A new study published this month in Nature marks a key milestone in Alzheimer’s research. It demonstrates the first complete model of a tau filament, a protein structure found in the brain cells of Alzheimer’s patients and thought to be the cause of the neurodegenerative disease.
Many scientists believe that tau proteins are the molecular building blocks of Alzheimer’s disease. Within the cell, these proteins clump together and group into tangles. These tangles are thought to inhibit cell communication, form lesions, and eventually cause the memory loss associated with Alzheimer’s. Different arrangements of tau proteins, or “morphologies,” can accompany different neurodegenerative diseases such Parkinson’s.
The new paper, published by a group of researchers from the Medical Research Council’s Laboratory of Molecular Biology at Cambridge, maps the first full structure of those proteins for the first time. The researchers found that the tau filament actually consists of two parts: a solid core that had been previously identified through other methods, and a “fuzzy coat” of more mobile parts that were previously unknown. Seen below in schematic representations from the paper, the protein consists of two paired strands curved into a C-shape.

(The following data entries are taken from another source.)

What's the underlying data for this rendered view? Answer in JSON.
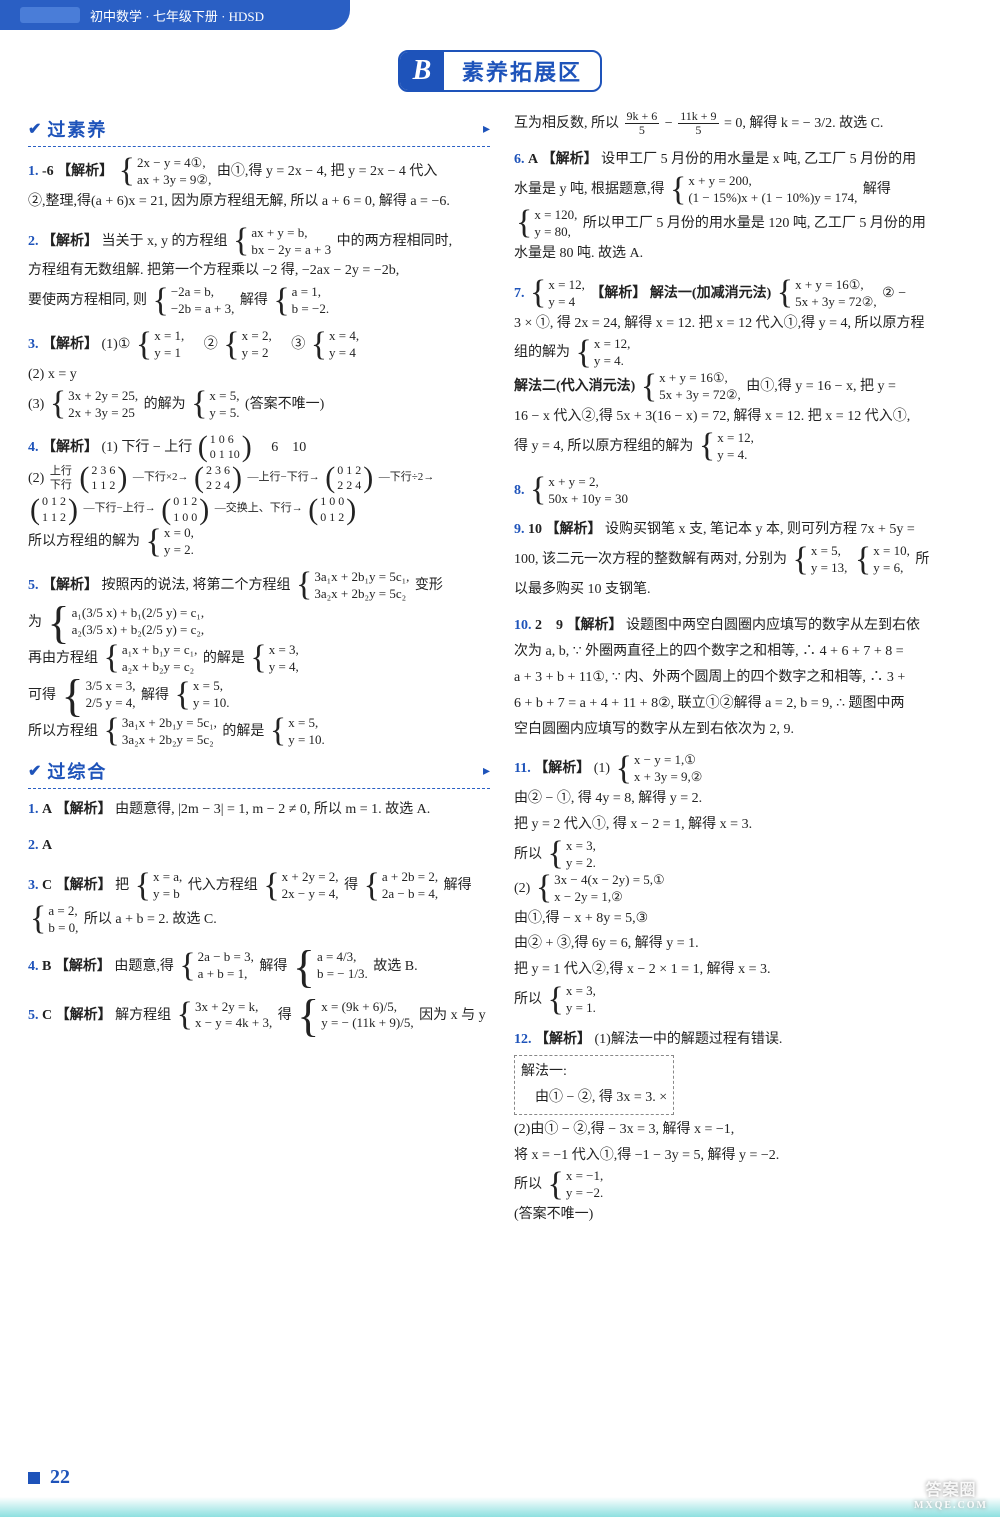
{
  "header": {
    "bannerText": "初中数学 · 七年级下册 · HDSD",
    "badgeLetter": "B",
    "badgeText": "素养拓展区"
  },
  "sectionHeaders": {
    "suoyang": "过素养",
    "zonghe": "过综合"
  },
  "footer": {
    "pageNum": "22",
    "watermark1": "答案圈",
    "watermark2": "MXQE.COM"
  },
  "left": {
    "q1": {
      "num": "1.",
      "ans": "-6",
      "tag": "【解析】",
      "sys1a": "2x − y = 4①,",
      "sys1b": "ax + 3y = 9②,",
      "text1": "由①,得 y = 2x − 4, 把 y = 2x − 4 代入",
      "text2": "②,整理,得(a + 6)x = 21, 因为原方程组无解, 所以 a + 6 = 0, 解得 a = −6."
    },
    "q2": {
      "num": "2.",
      "tag": "【解析】",
      "text1": "当关于 x, y 的方程组",
      "sys1a": "ax + y = b,",
      "sys1b": "bx − 2y = a + 3",
      "text2": "中的两方程相同时,",
      "text3": "方程组有无数组解. 把第一个方程乘以 −2 得, −2ax − 2y = −2b,",
      "text4": "要使两方程相同, 则",
      "sys2a": "−2a = b,",
      "sys2b": "−2b = a + 3,",
      "sys3a": "a = 1,",
      "sys3b": "b = −2.",
      "text5": "解得"
    },
    "q3": {
      "num": "3.",
      "tag": "【解析】",
      "p1": "(1)①",
      "s1a": "x = 1,",
      "s1b": "y = 1",
      "p2": "②",
      "s2a": "x = 2,",
      "s2b": "y = 2",
      "p3": "③",
      "s3a": "x = 4,",
      "s3b": "y = 4",
      "p4": "(2) x = y",
      "p5": "(3)",
      "s4a": "3x + 2y = 25,",
      "s4b": "2x + 3y = 25",
      "p6": "的解为",
      "s5a": "x = 5,",
      "s5b": "y = 5.",
      "p7": "(答案不唯一)"
    },
    "q4": {
      "num": "4.",
      "tag": "【解析】",
      "p1": "(1) 下行 − 上行",
      "m1r1": "1 0 6",
      "m1r2": "0 1 10",
      "p1b": "6　10",
      "p2": "(2)",
      "r2a": "上行",
      "r2b": "下行",
      "m2r1": "2 3 6",
      "m2r2": "1 1 2",
      "arr1": "下行×2",
      "m3r1": "2 3 6",
      "m3r2": "2 2 4",
      "arr2": "上行−下行",
      "m4r1": "0 1 2",
      "m4r2": "2 2 4",
      "arr3": "下行÷2",
      "m5r1": "0 1 2",
      "m5r2": "1 1 2",
      "arr4": "下行−上行",
      "m6r1": "0 1 2",
      "m6r2": "1 0 0",
      "arr5": "交换上、下行",
      "m7r1": "1 0 0",
      "m7r2": "0 1 2",
      "p3": "所以方程组的解为",
      "s1a": "x = 0,",
      "s1b": "y = 2."
    },
    "q5": {
      "num": "5.",
      "tag": "【解析】",
      "text1": "按照丙的说法, 将第二个方程组",
      "sys1a": "3a₁x + 2b₁y = 5c₁,",
      "sys1b": "3a₂x + 2b₂y = 5c₂",
      "text2": "变形",
      "text3": "为",
      "sys2a": "a₁(3/5 x) + b₁(2/5 y) = c₁,",
      "sys2b": "a₂(3/5 x) + b₂(2/5 y) = c₂,",
      "text4": "再由方程组",
      "sys3a": "a₁x + b₁y = c₁,",
      "sys3b": "a₂x + b₂y = c₂",
      "text5": "的解是",
      "sys4a": "x = 3,",
      "sys4b": "y = 4,",
      "text6": "可得",
      "sys5a": "3/5 x = 3,",
      "sys5b": "2/5 y = 4,",
      "text7": "解得",
      "sys6a": "x = 5,",
      "sys6b": "y = 10.",
      "text8": "所以方程组",
      "sys7a": "3a₁x + 2b₁y = 5c₁,",
      "sys7b": "3a₂x + 2b₂y = 5c₂",
      "text9": "的解是",
      "sys8a": "x = 5,",
      "sys8b": "y = 10."
    },
    "z1": {
      "num": "1.",
      "ans": "A",
      "tag": "【解析】",
      "text": "由题意得, |2m − 3| = 1, m − 2 ≠ 0, 所以 m = 1. 故选 A."
    },
    "z2": {
      "num": "2.",
      "ans": "A"
    },
    "z3": {
      "num": "3.",
      "ans": "C",
      "tag": "【解析】",
      "t1": "把",
      "s1a": "x = a,",
      "s1b": "y = b",
      "t2": "代入方程组",
      "s2a": "x + 2y = 2,",
      "s2b": "2x − y = 4,",
      "t3": "得",
      "s3a": "a + 2b = 2,",
      "s3b": "2a − b = 4,",
      "t4": "解得",
      "s4a": "a = 2,",
      "s4b": "b = 0,",
      "t5": "所以 a + b = 2. 故选 C."
    },
    "z4": {
      "num": "4.",
      "ans": "B",
      "tag": "【解析】",
      "t1": "由题意,得",
      "s1a": "2a − b = 3,",
      "s1b": "a + b = 1,",
      "t2": "解得",
      "s2a": "a = 4/3,",
      "s2b": "b = − 1/3.",
      "t3": "故选 B."
    },
    "z5": {
      "num": "5.",
      "ans": "C",
      "tag": "【解析】",
      "t1": "解方程组",
      "s1a": "3x + 2y = k,",
      "s1b": "x − y = 4k + 3,",
      "t2": "得",
      "s2a": "x = (9k + 6)/5,",
      "s2b": "y = − (11k + 9)/5,",
      "t3": "因为 x 与 y"
    }
  },
  "right": {
    "cont5": {
      "t1": "互为相反数, 所以",
      "f1t": "9k + 6",
      "f1b": "5",
      "t2": "−",
      "f2t": "11k + 9",
      "f2b": "5",
      "t3": "= 0, 解得 k = − 3/2. 故选 C."
    },
    "q6": {
      "num": "6.",
      "ans": "A",
      "tag": "【解析】",
      "t1": "设甲工厂 5 月份的用水量是 x 吨, 乙工厂 5 月份的用",
      "t2": "水量是 y 吨, 根据题意,得",
      "s1a": "x + y = 200,",
      "s1b": "(1 − 15%)x + (1 − 10%)y = 174,",
      "t3": "解得",
      "s2a": "x = 120,",
      "s2b": "y = 80,",
      "t4": "所以甲工厂 5 月份的用水量是 120 吨, 乙工厂 5 月份的用",
      "t5": "水量是 80 吨. 故选 A."
    },
    "q7": {
      "num": "7.",
      "s0a": "x = 12,",
      "s0b": "y = 4",
      "tag": "【解析】",
      "m1": "解法一(加减消元法)",
      "s1a": "x + y = 16①,",
      "s1b": "5x + 3y = 72②,",
      "t1": "② −",
      "t2": "3 × ①, 得 2x = 24, 解得 x = 12. 把 x = 12 代入①,得 y = 4, 所以原方程",
      "t3": "组的解为",
      "s2a": "x = 12,",
      "s2b": "y = 4.",
      "m2": "解法二(代入消元法)",
      "s3a": "x + y = 16①,",
      "s3b": "5x + 3y = 72②,",
      "t4": "由①,得 y = 16 − x, 把 y =",
      "t5": "16 − x 代入②,得 5x + 3(16 − x) = 72, 解得 x = 12. 把 x = 12 代入①,",
      "t6": "得 y = 4, 所以原方程组的解为",
      "s4a": "x = 12,",
      "s4b": "y = 4."
    },
    "q8": {
      "num": "8.",
      "s1a": "x + y = 2,",
      "s1b": "50x + 10y = 30"
    },
    "q9": {
      "num": "9.",
      "ans": "10",
      "tag": "【解析】",
      "t1": "设购买钢笔 x 支, 笔记本 y 本, 则可列方程 7x + 5y =",
      "t2": "100, 该二元一次方程的整数解有两对, 分别为",
      "s1a": "x = 5,",
      "s1b": "y = 13,",
      "s2a": "x = 10,",
      "s2b": "y = 6,",
      "t3": "所",
      "t4": "以最多购买 10 支钢笔."
    },
    "q10": {
      "num": "10.",
      "ans": "2　9",
      "tag": "【解析】",
      "t1": "设题图中两空白圆圈内应填写的数字从左到右依",
      "t2": "次为 a, b, ∵ 外圈两直径上的四个数字之和相等, ∴ 4 + 6 + 7 + 8 =",
      "t3": "a + 3 + b + 11①, ∵ 内、外两个圆周上的四个数字之和相等, ∴ 3 +",
      "t4": "6 + b + 7 = a + 4 + 11 + 8②, 联立①②解得 a = 2, b = 9, ∴ 题图中两",
      "t5": "空白圆圈内应填写的数字从左到右依次为 2, 9."
    },
    "q11": {
      "num": "11.",
      "tag": "【解析】",
      "p1": "(1)",
      "s1a": "x − y = 1,①",
      "s1b": "x + 3y = 9,②",
      "t1": "由② − ①, 得 4y = 8, 解得 y = 2.",
      "t2": "把 y = 2 代入①, 得 x − 2 = 1, 解得 x = 3.",
      "t3": "所以",
      "s2a": "x = 3,",
      "s2b": "y = 2.",
      "p2": "(2)",
      "s3a": "3x − 4(x − 2y) = 5,①",
      "s3b": "x − 2y = 1,②",
      "t4": "由①,得 − x + 8y = 5,③",
      "t5": "由② + ③,得 6y = 6, 解得 y = 1.",
      "t6": "把 y = 1 代入②,得 x − 2 × 1 = 1, 解得 x = 3.",
      "t7": "所以",
      "s4a": "x = 3,",
      "s4b": "y = 1."
    },
    "q12": {
      "num": "12.",
      "tag": "【解析】",
      "t1": "(1)解法一中的解题过程有错误.",
      "box1": "解法一:",
      "box2": "由① − ②, 得 3x = 3.  ×",
      "t2": "(2)由① − ②,得 − 3x = 3, 解得 x = −1,",
      "t3": "将 x = −1 代入①,得 −1 − 3y = 5, 解得 y = −2.",
      "t4": "所以",
      "s1a": "x = −1,",
      "s1b": "y = −2.",
      "t5": "(答案不唯一)"
    }
  }
}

Until now, efforts to understand tau aggregation (a key process in the formation of symptom-inducing tangles) only looked to the solid core. Now that the full structure has been mapped out, researchers can gain a better understanding of how the molecule actually functions. “The main contribution is really in basic understanding of these filaments at the molecular level, the atomic level,” says Sjors Scheres, a structural biologist and part of the Cambridge team.
The results are the culmination of over 34 years of work by Alzheimer’s researchers. Despite knowing that tau proteins were a crucial element of the disease since the 80s, scientists have been unable to map the full structure—they couldn’t get a clear enough view with existing techniques. The key innovations that allowed the Cambridge team to succeed were in a process called cryo electron microscopy, or cryo-EM (Scheres explains that method in detail here). Improvements to microscopes and software drastically improved the resolution of these atomic-level images.
“I’ve been thinking about this and trying to solve it from first principles for a long time, and I really would never have guessed this very beautiful structure that they came up with,” says Claude Wischik, a longtime Alzheimer’s researcher at Aberdeen University who is currently working to develop a drug therapy but was not involved in the new study.
Intriguingly, the tip of the C-shaped structure is extremely similar to that seen in a species of yeast called Podospora anserina that can form fungal prions—a bent protein that can somehow induce healthy proteins it encounters to mimic its twists and turns. This could mean that the structure holds the secret to the infectious capabilities of both sorts of molecules, potentially explaining the ability of the tau protein to convince other, healthy proteins to morph into the diseased shape associated with neurodegenerative disease.
“What it will help to do going forward is to zero in on the bit of the molecule where our drug as a prototype is working, and to find better drugs,” Wischik adds. He is especially hopeful for the potential of small molecules to work their way into the tau protein filament and break it up into structures the cell can get rid of.
Just this week, researchers from the Washington University School of Medicine published work on Alzheimer’s and disrupted sleep (which we covered when it was first announced). Their work is one example of how crucial the understanding of tau filaments is to figuring out the cause of the disease: they measured levels of tau in the brain after regular and disrupted sleep, investigating the brain’s ability to clean out the damaging molecules overnight. They found that deep sleep seemed to be key to keeping tau tangles at bay. Seeing the tau structure at high resolution could help them understand the molecular mechanisms behind that deep-sleep clean up.
Taking a larger view, it will still be a long time before effective Alzheimer’s drugs reach the hands of those suffering from the disease. But set in motion by the improvements in the cryo-EM process and the dedicated work for many scientists in molecular biology, we now have a pathway to understanding exactly how Alzheimer’s affects the brain. We’re one step closer to understanding why we and our loved ones lose our memories and cognitive abilities, and finding an effect way to treat it.